La coordinatrice de l'agence d'action humanitaire des Nations Unies (OCHA) au Soudan a affirmé que l'attaque -dont l'AFP n'a pu vérifier l'origine de manière indépendante- "aurait été menée par les FSR".
Clementine Nkweta-Salami a condamné "dans les termes les plus forts" cette "violation choquante du droit international humanitaire".

Les FSR ont accusé dimanche l'armée et ses alliés d'avoir frappé l'hôpital.

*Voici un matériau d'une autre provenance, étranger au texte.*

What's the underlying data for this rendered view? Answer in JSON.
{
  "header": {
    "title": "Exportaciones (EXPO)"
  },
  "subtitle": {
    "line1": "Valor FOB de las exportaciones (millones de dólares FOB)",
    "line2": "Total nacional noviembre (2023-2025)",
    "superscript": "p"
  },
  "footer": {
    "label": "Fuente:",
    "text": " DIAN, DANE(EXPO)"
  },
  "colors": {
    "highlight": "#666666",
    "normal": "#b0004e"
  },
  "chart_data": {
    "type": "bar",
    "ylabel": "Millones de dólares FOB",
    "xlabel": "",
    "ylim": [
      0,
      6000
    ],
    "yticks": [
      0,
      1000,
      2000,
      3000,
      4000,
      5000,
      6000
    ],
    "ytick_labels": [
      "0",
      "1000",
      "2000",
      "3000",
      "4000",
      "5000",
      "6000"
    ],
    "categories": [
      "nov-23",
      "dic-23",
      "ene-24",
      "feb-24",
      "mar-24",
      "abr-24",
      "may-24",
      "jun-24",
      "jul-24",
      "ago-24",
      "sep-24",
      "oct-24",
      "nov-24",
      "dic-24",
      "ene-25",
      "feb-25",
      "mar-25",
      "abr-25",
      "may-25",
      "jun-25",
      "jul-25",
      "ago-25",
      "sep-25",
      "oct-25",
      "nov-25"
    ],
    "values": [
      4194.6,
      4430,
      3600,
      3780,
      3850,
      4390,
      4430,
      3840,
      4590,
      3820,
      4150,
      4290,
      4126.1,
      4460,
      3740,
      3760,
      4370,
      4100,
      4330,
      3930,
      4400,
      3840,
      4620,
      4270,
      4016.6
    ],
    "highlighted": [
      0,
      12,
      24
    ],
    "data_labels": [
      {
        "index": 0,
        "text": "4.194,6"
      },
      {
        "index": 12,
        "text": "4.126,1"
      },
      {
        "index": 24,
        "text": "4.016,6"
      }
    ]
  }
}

L'attaque de drone survenue vendredi soir a détruit le bâtiment des urgences de l'hôpital, a indiqué à l'AFP une source médicale.
Dans une rare déclaration sur le conflit, l'Arabie saoudite a aussi dénoncé dimanche une "violation du droit international humanitaire".

Les FSR, qui contrôlent la majorité du Darfour, assiègent El-Facher depuis mai.
Selon des militants locaux, les FSR avaient exigé que l'armée et ses alliés quittent la ville avant mercredi, en prévision d'une offensive.

Des combats intermittents y sont signalés depuis, notamment des tirs d'artillerie des FSR sur le camp de déplacés d'Abou Chouk, touché par la famine et où des bombardements ont tué huit personnes vendredi, selon une organisation de la société civile.

Selon une source médicale, les urgences de l'hôpital saoudien avaient déjà été ciblées par un drone des FSR "il y a quelques semaines".
Selon l'OMS, un autre établissement à Al-Malha, au nord d'El-Facher, a également été attaqué.

Les deux camps, contre lesquels les Etats-Unis ont annoncé des sanctions, sont accusés de cibler des civils et bombarder sans discrimination des zones résidentielles, les FSR étant spécifiquement accusées de nettoyage ethnique, violences sexuelles systématiques et de siège de villes entières.
Jusqu'à 80% des établissements de santé du pays sont hors service, selon les chiffres officiels.

"Nous continuons d'appeler à la cessation de toutes les attaques contre les soins de santé et à permettre un accès complet pour la restauration rapide des installations endommagées", a souligné M. Ghebreyesus. "Par-dessus tout, le peuple soudanais a besoin de paix. Le meilleur remède est la paix", a-t-il ajouté.